CHARLESTON, W.Va. -- Bureaucracy can be mindless and incompetent.
After West Virginia got a $126 million federal stimulus grant to expand high-speed Internet access across the state, bureaucrats foolishly squandered part of the taxpayer money by putting monster-size $22,000 wi-fi routers in some small libraries, State Police barracks and offices where $100 routers would have served quite well. That mess caused a political outcry and remains under examination. Last week, Statehouse reporter Eric Eyre revealed that 76 State Police routers are unused, although state officials told federal agencies that all are "deployed."
Now Eyre has outlined another botch: Bidding on a contract to spend the final $9 million of the $126 million grant was stymied because bureaucrats mailed a bid request to a little Frontier retail store in the Eastern Panhandle, not to Frontier's large Charleston headquarters.

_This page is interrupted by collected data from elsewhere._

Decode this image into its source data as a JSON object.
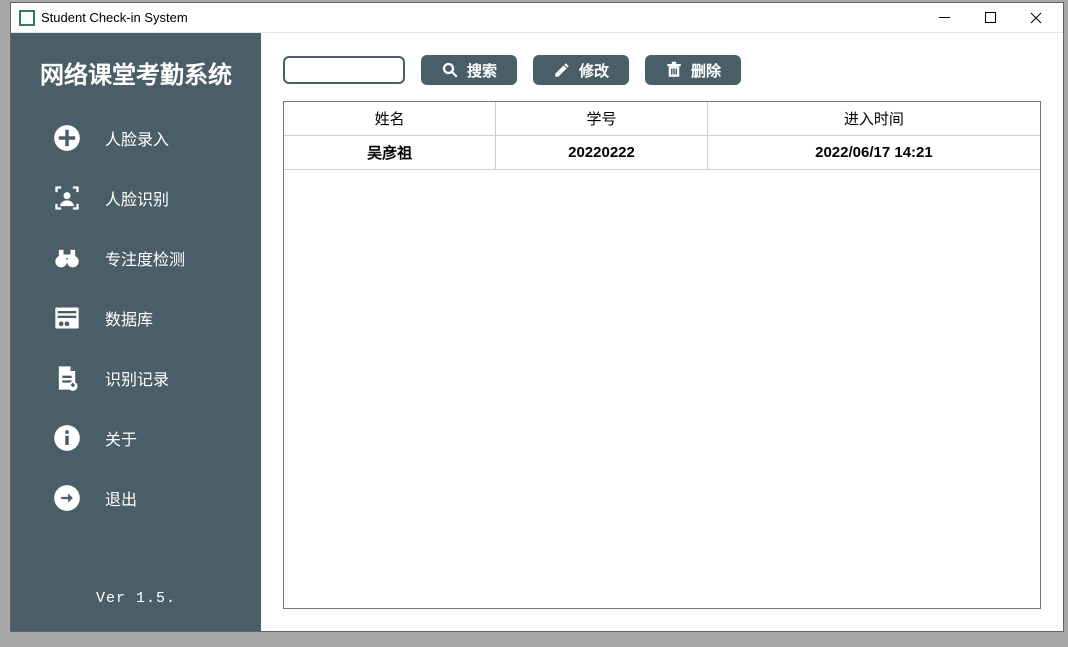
{
  "window": {
    "title": "Student Check-in System"
  },
  "sidebar": {
    "app_title": "网络课堂考勤系统",
    "items": [
      {
        "label": "人脸录入"
      },
      {
        "label": "人脸识别"
      },
      {
        "label": "专注度检测"
      },
      {
        "label": "数据库"
      },
      {
        "label": "识别记录"
      },
      {
        "label": "关于"
      },
      {
        "label": "退出"
      }
    ],
    "version": "Ver 1.5."
  },
  "toolbar": {
    "search_value": "",
    "search_label": "搜索",
    "modify_label": "修改",
    "delete_label": "删除"
  },
  "table": {
    "columns": [
      "姓名",
      "学号",
      "进入时间"
    ],
    "rows": [
      {
        "name": "吴彦祖",
        "id": "20220222",
        "time": "2022/06/17 14:21"
      }
    ]
  }
}
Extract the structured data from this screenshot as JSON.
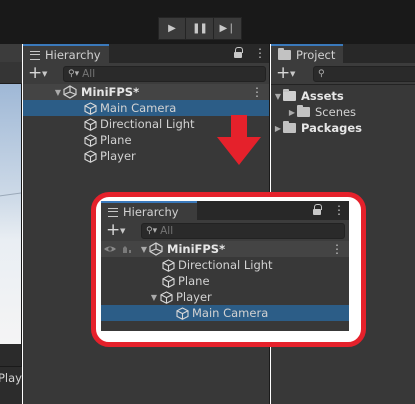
{
  "toolbar": {
    "play_icon": "play-icon",
    "pause_icon": "pause-icon",
    "step_icon": "step-icon"
  },
  "scene_strip": {
    "game_tab_label": "Play"
  },
  "hierarchy": {
    "tab_label": "Hierarchy",
    "search_placeholder": "All",
    "scene": "MiniFPS*",
    "items": [
      "Main Camera",
      "Directional Light",
      "Plane",
      "Player"
    ]
  },
  "project": {
    "tab_label": "Project",
    "root_folder": "Assets",
    "sub_folder": "Scenes",
    "packages_folder": "Packages"
  },
  "inset_hierarchy": {
    "tab_label": "Hierarchy",
    "search_placeholder": "All",
    "scene": "MiniFPS*",
    "items": [
      "Directional Light",
      "Plane",
      "Player"
    ],
    "child_item": "Main Camera"
  },
  "annotation": {
    "arrow_color": "#e5212b",
    "frame_color": "#e5212b"
  },
  "colors": {
    "selection": "#2c5d87",
    "panel": "#383838",
    "tab_accent": "#3a79bb"
  }
}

Ask yourself: If you were a state official wanting to communicate with Frontier's corporate headquarters -- a quarter-mile across Kanawha River from the Capitol -- would you send documents to a tiny branch outlet 200 miles away?
This bungle didn't happen because Frontier was unfamiliar to the state bidding system. The telecommunications utility already had performed most fiber optic installation under the $126 million grant.
Maybe the state's hiring process should require bureaucrats to pass I.Q. tests.